Будет к концу дня, как ни старайся, жвакать в ботинках и по верху их выступит снежное кружево соли; не согнешь к вечеру красных, клещами повисших кистей, будут ныть поясница и плечи - намахался, умаялся, - но шебуршит в походном чемоданчике, перелицованном из посылочного ящика, желанный улов, и гаснет усталость - пусть впереди и такие долгие теперь километры возвратного пути до трамвая...
Жизнь идет. И проходит.
И повторяется.
Сын Валерия Георгиевича, когда не слишком озабочен футболом, уже умеет довольно быстро поймать глосика и разделать его на кухне всего лишь одним надрезом; а поскольку чешуи нет, на этом вся чистка рыбы и заканчивается.

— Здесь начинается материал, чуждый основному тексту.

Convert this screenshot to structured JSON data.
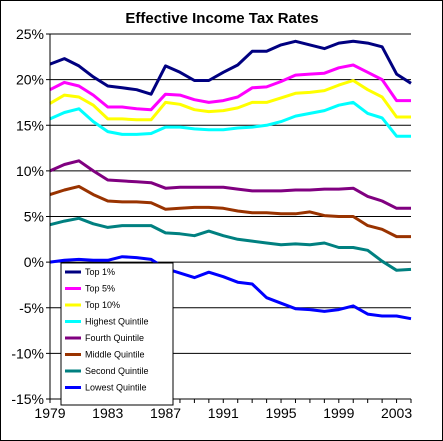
{
  "chart_data": {
    "type": "line",
    "title": "Effective Income Tax Rates",
    "xlabel": "",
    "ylabel": "",
    "x": [
      1979,
      1980,
      1981,
      1982,
      1983,
      1984,
      1985,
      1986,
      1987,
      1988,
      1989,
      1990,
      1991,
      1992,
      1993,
      1994,
      1995,
      1996,
      1997,
      1998,
      1999,
      2000,
      2001,
      2002,
      2003,
      2004
    ],
    "xticks": [
      1979,
      1983,
      1987,
      1991,
      1995,
      1999,
      2003
    ],
    "xtick_labels": [
      "1979",
      "1983",
      "1987",
      "1991",
      "1995",
      "1999",
      "2003"
    ],
    "xlim": [
      1979,
      2004
    ],
    "ylim": [
      -15,
      25
    ],
    "yticks": [
      -15,
      -10,
      -5,
      0,
      5,
      10,
      15,
      20,
      25
    ],
    "ytick_labels": [
      "-15%",
      "-10%",
      "-5%",
      "0%",
      "5%",
      "10%",
      "15%",
      "20%",
      "25%"
    ],
    "grid": "horizontal",
    "legend_position": "bottom-left",
    "series": [
      {
        "name": "Top 1%",
        "color": "#000080",
        "values": [
          21.7,
          22.3,
          21.5,
          20.3,
          19.3,
          19.1,
          18.9,
          18.4,
          21.5,
          20.8,
          19.9,
          19.9,
          20.8,
          21.6,
          23.1,
          23.1,
          23.8,
          24.2,
          23.8,
          23.4,
          24.0,
          24.2,
          24.0,
          23.6,
          20.6,
          19.6
        ]
      },
      {
        "name": "Top 5%",
        "color": "#ff00ff",
        "values": [
          18.9,
          19.7,
          19.3,
          18.3,
          17.0,
          17.0,
          16.8,
          16.7,
          18.4,
          18.3,
          17.8,
          17.5,
          17.7,
          18.1,
          19.1,
          19.2,
          19.8,
          20.5,
          20.6,
          20.7,
          21.3,
          21.6,
          20.8,
          20.0,
          17.7,
          17.7
        ]
      },
      {
        "name": "Top 10%",
        "color": "#ffff00",
        "values": [
          17.4,
          18.3,
          18.1,
          17.2,
          15.7,
          15.7,
          15.6,
          15.6,
          17.5,
          17.3,
          16.7,
          16.5,
          16.6,
          16.9,
          17.5,
          17.5,
          18.0,
          18.5,
          18.6,
          18.8,
          19.4,
          19.9,
          18.9,
          18.1,
          15.9,
          15.9
        ]
      },
      {
        "name": "Highest Quintile",
        "color": "#00ffff",
        "values": [
          15.7,
          16.4,
          16.8,
          15.4,
          14.3,
          14.0,
          14.0,
          14.1,
          14.8,
          14.8,
          14.6,
          14.5,
          14.5,
          14.7,
          14.8,
          15.0,
          15.4,
          16.0,
          16.3,
          16.6,
          17.2,
          17.5,
          16.3,
          15.8,
          13.8,
          13.8
        ]
      },
      {
        "name": "Fourth Quintile",
        "color": "#800080",
        "values": [
          10.0,
          10.7,
          11.1,
          10.0,
          9.0,
          8.9,
          8.8,
          8.7,
          8.1,
          8.2,
          8.2,
          8.2,
          8.2,
          8.0,
          7.8,
          7.8,
          7.8,
          7.9,
          7.9,
          8.0,
          8.0,
          8.1,
          7.2,
          6.7,
          5.9,
          5.9
        ]
      },
      {
        "name": "Middle Quintile",
        "color": "#993300",
        "values": [
          7.4,
          7.9,
          8.3,
          7.4,
          6.7,
          6.6,
          6.6,
          6.5,
          5.8,
          5.9,
          6.0,
          6.0,
          5.9,
          5.6,
          5.4,
          5.4,
          5.3,
          5.3,
          5.5,
          5.1,
          5.0,
          5.0,
          4.0,
          3.6,
          2.8,
          2.8
        ]
      },
      {
        "name": "Second Quintile",
        "color": "#008080",
        "values": [
          4.1,
          4.5,
          4.8,
          4.2,
          3.8,
          4.0,
          4.0,
          4.0,
          3.2,
          3.1,
          2.9,
          3.4,
          2.9,
          2.5,
          2.3,
          2.1,
          1.9,
          2.0,
          1.9,
          2.1,
          1.6,
          1.6,
          1.3,
          0.1,
          -0.9,
          -0.8
        ]
      },
      {
        "name": "Lowest Quintile",
        "color": "#0000ff",
        "values": [
          0.0,
          0.2,
          0.3,
          0.2,
          0.2,
          0.6,
          0.5,
          0.3,
          -0.7,
          -1.2,
          -1.7,
          -1.1,
          -1.6,
          -2.2,
          -2.4,
          -3.9,
          -4.5,
          -5.1,
          -5.2,
          -5.4,
          -5.2,
          -4.8,
          -5.7,
          -5.9,
          -5.9,
          -6.2
        ]
      }
    ]
  }
}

- Смотри! - радуется сын. - Какая хорошая: ни шипов, ни пуговиц в ней не водится, а та же самая камбала. Вкуснятинка!
Отчего-то Валерка-отец радуется ответно не сразу, а на минуту задумывается.
Ему немножко обидно за хорошую и по-доброму беззубую рыбу, которая, знает он, заслуживает иных похвальных слов. Но об этом известно ему одному, только ему. Это он, мельтеша однажды по берегу, проверяя закидушки, поленился поднять выпавший из-под локтя костыль; это он вскорости намеренно закопал в песок и другой...

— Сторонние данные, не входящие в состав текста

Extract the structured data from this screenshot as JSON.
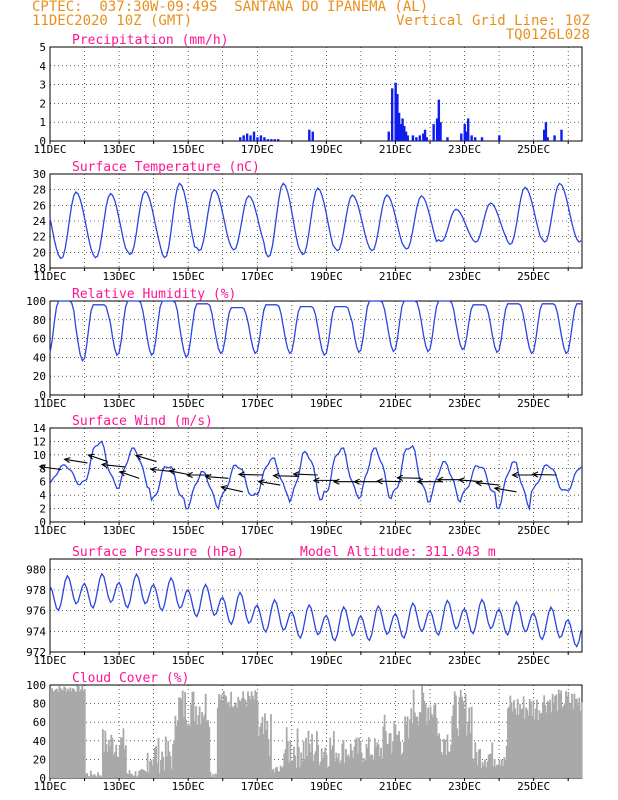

Как и всем нам, удается ему в счастливое мгновенье сквозь напласт зим увидеть себя вновь за партой, увидеть себя мальчиком.
Заглядывая в класс, скребет по стеклу обмерзлая ветка акации. В ее порывистом зове понимающему нетрудно прочесть силу ветра, направление его и степень сегодняшней доброты ко всякому, кого ждет море. "Ветер, - записывает мальчик в тетрадке по географии, - северо-западный, умеренный, рыбный..."
Звонок. Пора!
Мать успевает посетовать вдогонку:
- Валер, а задание на дом!
- Ладно! - откликается он наторопях. - Ладно, мама, доделаю ночью, неужели не понимаешь?..
Ночью, когда рыба спит, приходит время домашних заданий, которым нет и не видно конца.